The OP-1 Implant provides a therapeutic dose of BMP - 7. There is 3.5 mg of BMP-7 in each implant. DBM's provide BMP's in nanograms. This amount of BMP is at or below the amount found in normal bone, which in nonunion patients, did not yield a union. Furthermore, not one of the DBM's have been studied in a randomized prospective controlled clinical trial.

In critical size defects, surgeons are deciding to utilize void fillers and DBM's as an adjunct to the OP-1 Implant.

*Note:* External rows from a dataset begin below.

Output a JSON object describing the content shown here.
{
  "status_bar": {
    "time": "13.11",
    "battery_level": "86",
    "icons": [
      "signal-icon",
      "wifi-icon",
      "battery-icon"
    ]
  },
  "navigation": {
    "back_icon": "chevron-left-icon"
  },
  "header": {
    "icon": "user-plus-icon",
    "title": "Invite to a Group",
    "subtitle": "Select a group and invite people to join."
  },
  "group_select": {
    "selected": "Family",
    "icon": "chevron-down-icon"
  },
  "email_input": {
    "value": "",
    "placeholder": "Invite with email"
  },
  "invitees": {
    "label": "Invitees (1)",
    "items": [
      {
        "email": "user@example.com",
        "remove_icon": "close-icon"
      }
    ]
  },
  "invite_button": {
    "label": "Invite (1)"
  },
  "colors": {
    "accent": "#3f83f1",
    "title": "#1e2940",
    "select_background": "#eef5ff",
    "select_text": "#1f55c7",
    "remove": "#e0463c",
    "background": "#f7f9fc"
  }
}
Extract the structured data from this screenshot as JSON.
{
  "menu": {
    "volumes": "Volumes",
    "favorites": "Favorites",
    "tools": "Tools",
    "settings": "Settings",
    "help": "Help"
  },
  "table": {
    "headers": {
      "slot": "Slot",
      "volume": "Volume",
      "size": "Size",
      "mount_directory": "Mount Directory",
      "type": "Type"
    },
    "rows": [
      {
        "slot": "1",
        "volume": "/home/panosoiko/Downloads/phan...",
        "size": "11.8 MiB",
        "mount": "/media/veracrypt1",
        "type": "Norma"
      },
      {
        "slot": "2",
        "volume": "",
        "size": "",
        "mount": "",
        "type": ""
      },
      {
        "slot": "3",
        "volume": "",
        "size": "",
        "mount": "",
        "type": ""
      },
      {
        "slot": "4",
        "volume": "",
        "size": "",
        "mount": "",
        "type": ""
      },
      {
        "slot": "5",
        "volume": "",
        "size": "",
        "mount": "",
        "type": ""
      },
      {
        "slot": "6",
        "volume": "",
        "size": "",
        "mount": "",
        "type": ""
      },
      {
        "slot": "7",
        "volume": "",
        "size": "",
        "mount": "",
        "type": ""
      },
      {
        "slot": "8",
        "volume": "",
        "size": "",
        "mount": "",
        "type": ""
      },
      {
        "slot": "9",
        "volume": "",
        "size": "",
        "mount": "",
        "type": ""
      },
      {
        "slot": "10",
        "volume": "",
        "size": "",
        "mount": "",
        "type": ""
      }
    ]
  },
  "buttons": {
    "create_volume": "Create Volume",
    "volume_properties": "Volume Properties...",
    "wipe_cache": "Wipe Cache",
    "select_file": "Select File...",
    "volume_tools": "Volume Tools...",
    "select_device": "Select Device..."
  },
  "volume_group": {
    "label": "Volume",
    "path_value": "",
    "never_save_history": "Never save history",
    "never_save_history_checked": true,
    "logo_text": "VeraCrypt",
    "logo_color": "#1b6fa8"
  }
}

This seems to be yielding a better radiographic outcome than what was observed in the critical size defects in the OP-1 trial. This may be due to the fact that trial patients were limited to the OP-1 Implant as a stand alone device (total volume 4-8 cc).

A large percentage of the patients that received the OP-1 Implant so far this year had previous surgeries including a combination of allograft, autograft and/or a DBM product. When the OP-1 Implant was the only new addition in the revision surgery, a union was achieved. I am confident that OTA members and other fellowship trained trauma surgeons will be very pleased with the results of the OP-1 Implant. As with any new technology, the clinical results will determine the success of the product. So far the implanting surgeons have been impressed with the early healing on x-ray and the patients positive clinical outcome.

Thank you very much for your interest in the OP-1 Implant.